# Efficient NumPy

In [7]:
import numpy as np

## Best practices

### Avoid loops

Python loops are costly, and were never designed to be efficient. It is significantly more efficient to use Numpy (or Pytorch) vectorized operations

In [8]:
def square_loop(a):
    """Calculate square of an array in loop. We assume 1D array here."""

    result = np.zeros_like(a)
    for i in range(a.shape[0]):
        result[i] = a[i]*a[i]
    return result
    #Here, we are iterating inside the array itself, which will be inneficient

In [9]:
large_arr = np.random.randint(100, size=(100000,))

In [10]:
%timeit -n 10 -r 3 square_loop(large_arr)

59.9 ms ± 7.51 ms per loop (mean ± std. dev. of 3 runs, 10 loops each)


In [11]:
%timeit -n 10 -r 3 np.square(large_arr)

119 µs ± 31.4 µs per loop (mean ± std. dev. of 3 runs, 10 loops each)


We see that the np.square is almost three times as fast in just a small amount of usages, rather than loops

### Use broadcasting

Broadcasting mechanism provides an extremely efficient way of handling operations on arrays of different dimensionality. And it's always way more readable and concise. For example, to add `1D` array `b` to `2D` array `a` row-wise with a loop:

In [12]:
def row_loop(a, b): #a is 2-d, b is 1-d
    """Add a vector to a matrix directly."""

    result = np.zeros_like(a)
    for i in range(a.shape[0]):
        result[i] = a[i] + b
    return result

In [13]:
large_arr = np.random.randint(100, size=(1000,1000))
large_b = np.random.randint(100, size=(1000,))

In [14]:
%timeit -n 10 -r 3 row_loop(large_arr, large_b)

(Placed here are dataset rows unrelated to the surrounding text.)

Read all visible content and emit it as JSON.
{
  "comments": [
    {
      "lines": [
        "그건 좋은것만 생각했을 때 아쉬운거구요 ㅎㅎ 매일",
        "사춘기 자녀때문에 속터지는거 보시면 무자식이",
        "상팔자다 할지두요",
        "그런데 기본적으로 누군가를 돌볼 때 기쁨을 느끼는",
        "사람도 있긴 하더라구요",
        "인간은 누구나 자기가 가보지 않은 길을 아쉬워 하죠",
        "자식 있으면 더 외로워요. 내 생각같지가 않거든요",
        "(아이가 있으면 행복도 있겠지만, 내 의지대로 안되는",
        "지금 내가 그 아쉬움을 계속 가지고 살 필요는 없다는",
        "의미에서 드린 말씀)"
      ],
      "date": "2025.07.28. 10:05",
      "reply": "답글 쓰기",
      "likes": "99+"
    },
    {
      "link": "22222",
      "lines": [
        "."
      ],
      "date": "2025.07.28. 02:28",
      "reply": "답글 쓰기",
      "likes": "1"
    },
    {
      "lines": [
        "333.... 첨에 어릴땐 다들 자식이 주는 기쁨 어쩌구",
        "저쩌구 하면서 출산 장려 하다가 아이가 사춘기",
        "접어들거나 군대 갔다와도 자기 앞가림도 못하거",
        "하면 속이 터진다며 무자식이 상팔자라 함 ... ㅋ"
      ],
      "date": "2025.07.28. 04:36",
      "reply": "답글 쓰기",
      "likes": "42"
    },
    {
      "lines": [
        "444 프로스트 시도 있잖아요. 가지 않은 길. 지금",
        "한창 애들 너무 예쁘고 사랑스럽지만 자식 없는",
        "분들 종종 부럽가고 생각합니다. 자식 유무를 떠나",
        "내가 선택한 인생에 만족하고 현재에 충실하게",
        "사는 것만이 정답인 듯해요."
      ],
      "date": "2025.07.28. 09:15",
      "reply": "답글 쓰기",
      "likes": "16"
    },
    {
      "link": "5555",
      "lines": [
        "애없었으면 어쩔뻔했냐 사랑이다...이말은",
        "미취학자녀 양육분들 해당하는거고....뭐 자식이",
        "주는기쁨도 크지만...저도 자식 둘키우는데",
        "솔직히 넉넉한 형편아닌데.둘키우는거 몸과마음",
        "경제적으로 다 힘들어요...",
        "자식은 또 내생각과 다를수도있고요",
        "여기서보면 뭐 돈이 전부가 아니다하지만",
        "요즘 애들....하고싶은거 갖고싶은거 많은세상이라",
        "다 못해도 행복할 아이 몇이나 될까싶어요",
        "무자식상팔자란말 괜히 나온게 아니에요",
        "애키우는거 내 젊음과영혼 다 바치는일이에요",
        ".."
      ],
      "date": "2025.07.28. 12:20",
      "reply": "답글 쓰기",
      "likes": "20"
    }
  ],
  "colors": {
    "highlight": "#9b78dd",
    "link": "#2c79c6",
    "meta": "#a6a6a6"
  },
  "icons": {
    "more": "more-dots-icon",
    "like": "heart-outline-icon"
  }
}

9.37 ms ± 1.8 ms per loop (mean ± std. dev. of 3 runs, 10 loops each)


Broadcasting is about `2X` faster:

In [15]:
%timeit -n 10 -r 3 large_arr + large_b

3.88 ms ± 846 µs per loop (mean ± std. dev. of 3 runs, 10 loops each)


In-place addition with broadcasting is even faster:

In [None]:
%timeit -n 10 -r 3 np.add(large_arr, large_b, out=large_arr) #As there is no new allocated memory, it is faster

Btw, broadcasting allows for creating fancy structures in just a single line (you may leverage this in one of the problems in Homework #2):

In [19]:
np.arange(10) + np.arange(10)[:, np.newaxis] # (10,) + (10,1) -> (1,10) + (10,1)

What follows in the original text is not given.